I believe this is a good question to emphasize how the limited number of elements on a Wardley map can be used to steer the mapping process and manage time constraints. Specifically, the types of capital and the labels used for the stages of evolution on the x-axis.
Ad hoc mapping is likely to focus attention at the micro or meso level. It is common to see Activity used as the type of capital with the four stages of evolution labelled as Genesis, Custom, Product (+ Rental Services) and Commodity (+ Utility Services) - GCPC.
During subsequent strategy cycles, the mapping process is in part an a posteriori rationalization of previous maps. It may be necessary to reach this stage and use insights and knowledge gained to map at the macro level. However, in my experience reflecting on the stages of evolution of other types of capital can be useful to reason at the macro level.
Simon Wardley has indicated you can mix and match any of the defined labels for the four stages of evolution.
I do tend to label using Concept / Observation, Emerging, Convergent and Accepted (CECA).

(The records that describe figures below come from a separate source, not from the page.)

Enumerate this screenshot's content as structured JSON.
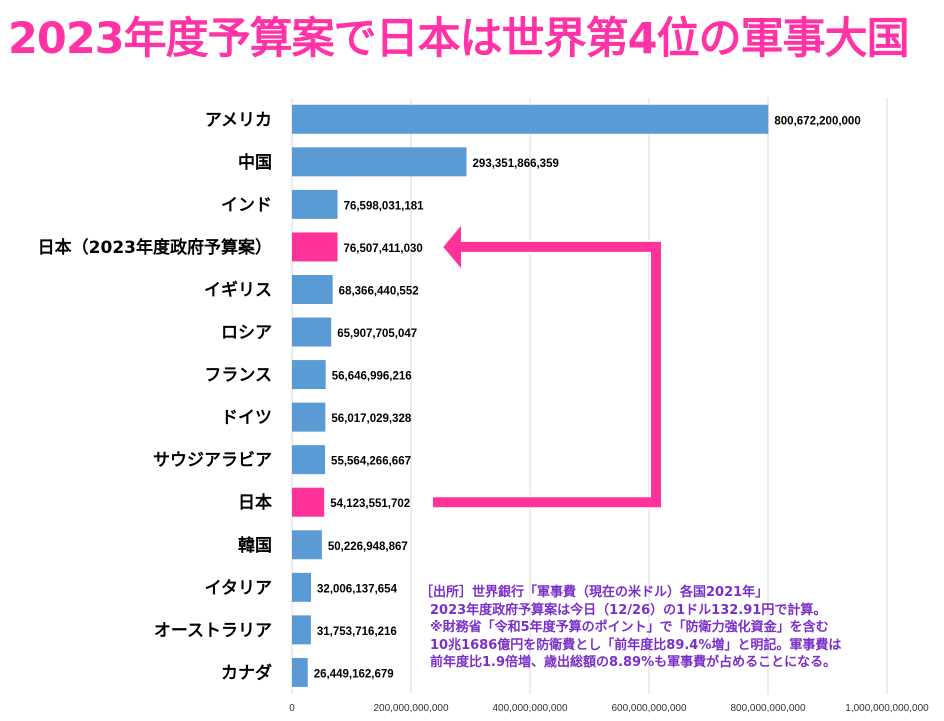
{
  "title": "2023年度予算案で日本は世界第4位の軍事大国",
  "colors": {
    "title": "#ff33a6",
    "bar": "#5b9bd5",
    "highlight": "#ff3399",
    "note": "#7b2fc9",
    "grid": "#d9d9d9"
  },
  "chart_data": {
    "type": "bar",
    "orientation": "horizontal",
    "categories": [
      "アメリカ",
      "中国",
      "インド",
      "日本（2023年度政府予算案）",
      "イギリス",
      "ロシア",
      "フランス",
      "ドイツ",
      "サウジアラビア",
      "日本",
      "韓国",
      "イタリア",
      "オーストラリア",
      "カナダ"
    ],
    "values": [
      800672200000,
      293351866359,
      76598031181,
      76507411030,
      68366440552,
      65907705047,
      56646996216,
      56017029328,
      55564266667,
      54123551702,
      50226948867,
      32006137654,
      31753716216,
      26449162679
    ],
    "value_labels": [
      "800,672,200,000",
      "293,351,866,359",
      "76,598,031,181",
      "76,507,411,030",
      "68,366,440,552",
      "65,907,705,047",
      "56,646,996,216",
      "56,017,029,328",
      "55,564,266,667",
      "54,123,551,702",
      "50,226,948,867",
      "32,006,137,654",
      "31,753,716,216",
      "26,449,162,679"
    ],
    "highlighted": [
      "日本（2023年度政府予算案）",
      "日本"
    ],
    "xlim": [
      0,
      1000000000000
    ],
    "xticks": [
      0,
      200000000000,
      400000000000,
      600000000000,
      800000000000,
      1000000000000
    ],
    "xtick_labels": [
      "0",
      "200,000,000,000",
      "400,000,000,000",
      "600,000,000,000",
      "800,000,000,000",
      "1,000,000,000,000"
    ],
    "grid": true,
    "annotation": "arrow from 日本 to 日本（2023年度政府予算案）"
  },
  "note_lines": [
    "［出所］世界銀行「軍事費（現在の米ドル）各国2021年」",
    "2023年度政府予算案は今日（12/26）の1ドル132.91円で計算。",
    "※財務省「令和5年度予算のポイント」で「防衛力強化資金」を含む",
    "10兆1686億円を防衛費とし「前年度比89.4%増」と明記。軍事費は",
    "前年度比1.9倍増、歳出総額の8.89%も軍事費が占めることになる。"
  ]
}
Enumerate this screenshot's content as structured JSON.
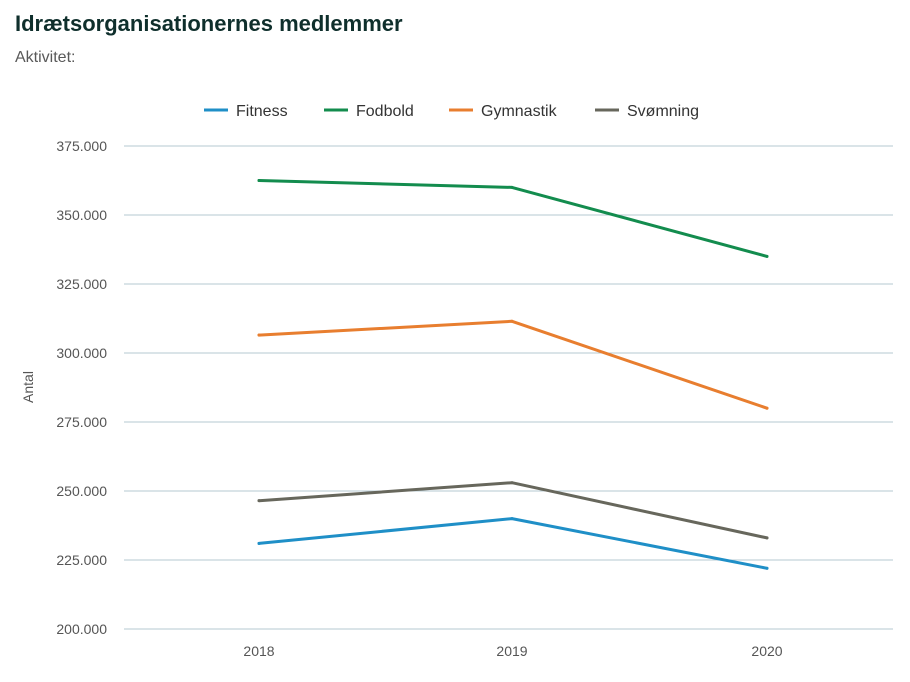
{
  "title": "Idrætsorganisationernes medlemmer",
  "subtitle": "Aktivitet:",
  "chart_data": {
    "type": "line",
    "x": [
      "2018",
      "2019",
      "2020"
    ],
    "ylabel": "Antal",
    "ylim": [
      200000,
      375000
    ],
    "yticks": [
      {
        "value": 200000,
        "label": "200.000"
      },
      {
        "value": 225000,
        "label": "225.000"
      },
      {
        "value": 250000,
        "label": "250.000"
      },
      {
        "value": 275000,
        "label": "275.000"
      },
      {
        "value": 300000,
        "label": "300.000"
      },
      {
        "value": 325000,
        "label": "325.000"
      },
      {
        "value": 350000,
        "label": "350.000"
      },
      {
        "value": 375000,
        "label": "375.000"
      }
    ],
    "grid": true,
    "legend_position": "top",
    "series": [
      {
        "name": "Fitness",
        "color": "#1f8fc7",
        "values": [
          231000,
          240000,
          222000
        ]
      },
      {
        "name": "Fodbold",
        "color": "#138c4e",
        "values": [
          362500,
          360000,
          335000
        ]
      },
      {
        "name": "Gymnastik",
        "color": "#e87e2f",
        "values": [
          306500,
          311500,
          280000
        ]
      },
      {
        "name": "Svømning",
        "color": "#67675c",
        "values": [
          246500,
          253000,
          233000
        ]
      }
    ]
  }
}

This may be the result of the nature of my work. However, for strategic decision making I will consider GCPC and CECA based maps. It may be an overstretched analogy, but the former is an aid to instrumental understanding, the latter to relational understanding (Me vs. We).
Depending on the context, additional viewpoints provide greater scope for participants to scrutinize and challenge the map, even if the micro/meso level or the macro level map draws all the attention.
These observations are predicated on personal experience. I would be interested to hear if you have mapped using different types of capital and if this has unfolded in contingent and relational ways.